The key topics of discussion popular on both sides of the equation, Carruthers says, are the volumes and types of lower carbon-intensity fuels available in the market, and what the prices will be. “For the [biofuels industries], those are the key to understanding the opportunities,” he says.
So, is the Canadian wood pellet industry in a position to supply a growing domestic market should all the right market signals be sent? The large plants currently operating are mostly exporting to overseas markets and are locked in long-term supply contracts, so it’s not just a matter of redirecting supply. “No one is sitting around with millions of tons of pellets to divert, because they’re already committed,” Murray says. “For us to take advantage of this, we need to build up production, handling systems and storage.”
LacWood Pellets is a 15,000-ton mill in Northern Ontario producing residential-grade pellets distributed to customers 10 to 800 kilometers away. “We manufacture premium pellets and there’s a premium attached to the price,” says Steve Lacroix, plant manager. The vast majority of exports are industrial-grade, so even if the large mills weren’t locked into long-term contracts, simply redirecting industrial-grade pellets to a burgeoning domestic market where premium-grade pellets would be demanded is not likely to happen. Therefore, given the right market signals, a strong possibility exists for plant expansions and new builds under the CFS and other pan-Canadian support mechanisms.

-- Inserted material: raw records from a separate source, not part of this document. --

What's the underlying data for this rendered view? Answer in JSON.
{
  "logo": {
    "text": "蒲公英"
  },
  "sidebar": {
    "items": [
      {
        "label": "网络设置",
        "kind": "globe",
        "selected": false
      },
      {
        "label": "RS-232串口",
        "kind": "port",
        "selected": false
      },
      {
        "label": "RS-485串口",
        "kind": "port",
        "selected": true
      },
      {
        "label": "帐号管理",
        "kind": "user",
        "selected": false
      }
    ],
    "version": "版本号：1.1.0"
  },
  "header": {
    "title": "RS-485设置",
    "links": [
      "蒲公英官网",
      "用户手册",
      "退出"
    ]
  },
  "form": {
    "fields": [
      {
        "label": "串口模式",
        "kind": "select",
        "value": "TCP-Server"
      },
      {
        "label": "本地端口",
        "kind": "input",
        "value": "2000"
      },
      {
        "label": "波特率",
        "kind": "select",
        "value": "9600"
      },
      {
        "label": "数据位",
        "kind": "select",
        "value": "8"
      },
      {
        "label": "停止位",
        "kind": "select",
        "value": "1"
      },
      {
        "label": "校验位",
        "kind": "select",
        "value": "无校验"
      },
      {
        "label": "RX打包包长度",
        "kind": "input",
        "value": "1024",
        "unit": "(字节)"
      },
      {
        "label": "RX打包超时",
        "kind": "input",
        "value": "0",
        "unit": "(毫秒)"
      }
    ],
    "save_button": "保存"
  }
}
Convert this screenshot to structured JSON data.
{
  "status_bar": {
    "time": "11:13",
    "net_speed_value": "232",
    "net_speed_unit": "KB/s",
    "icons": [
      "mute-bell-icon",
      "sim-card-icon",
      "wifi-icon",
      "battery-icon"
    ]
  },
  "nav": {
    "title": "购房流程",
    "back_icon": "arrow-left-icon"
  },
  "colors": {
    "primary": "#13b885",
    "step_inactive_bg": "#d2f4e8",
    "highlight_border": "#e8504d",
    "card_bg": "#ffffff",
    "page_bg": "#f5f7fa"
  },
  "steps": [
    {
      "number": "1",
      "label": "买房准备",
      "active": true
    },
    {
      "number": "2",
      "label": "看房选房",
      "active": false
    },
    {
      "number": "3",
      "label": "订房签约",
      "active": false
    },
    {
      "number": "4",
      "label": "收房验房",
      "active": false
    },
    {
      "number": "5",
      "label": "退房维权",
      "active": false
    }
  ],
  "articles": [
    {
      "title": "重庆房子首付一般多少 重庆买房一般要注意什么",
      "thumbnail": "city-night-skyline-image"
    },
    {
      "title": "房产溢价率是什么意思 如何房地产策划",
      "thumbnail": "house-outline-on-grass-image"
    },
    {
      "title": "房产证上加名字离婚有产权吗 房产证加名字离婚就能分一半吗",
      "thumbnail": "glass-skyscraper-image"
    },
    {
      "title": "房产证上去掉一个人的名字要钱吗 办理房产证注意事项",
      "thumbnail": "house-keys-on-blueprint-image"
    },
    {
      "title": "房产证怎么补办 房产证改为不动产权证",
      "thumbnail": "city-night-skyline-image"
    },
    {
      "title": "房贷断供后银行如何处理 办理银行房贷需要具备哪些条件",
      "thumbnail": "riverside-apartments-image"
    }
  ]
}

“Our point of view is, if there is greater demand, then we’re ready to supply more pellets,” Lacroix says. “These past few years, we didn’t produce to capacity but rather to market demand, in the 10,000 metric ton range.” LacWood Pellets utilizes presses that produce a half-ton per hour. The company started with two, and over the years added a third, fourth and fifth. “We have the option of slowly growing without too big of an investment to increase our capacity,” he says. “We can grow organically as demand increases. That’s what we’ve done and plan to continue doing.”
Most stakeholders recognize the chicken-and-egg scenario with developing the pellet market, but virtually everyone agrees that the CFS and complementary support mechanisms will drive wood pellet demand in Canada. “It’s moving slow, like usual, but there is progress,” Wintzer says. “I just hope the progress gets going faster at some point.”
Of the large, established fossil fuel industries, Murray says their receptivity to change is slower than the renewable fuels sector’s willingness to supply. “It’ll take a lot of conversation and convincing before this comes to fruition,” he says. “The old, established sectors are slow and ponderous, and conservative in output. In using renewable fuels in fossil fuel processes, they’ll put up so much resistance to it that they’ll think of every other idea before they figure out they have to work with us. That’s what I’m anticipating. The regulations will be a powerful incentive, and we’ll force them to change, but they’re so slow and ponderous and committed.”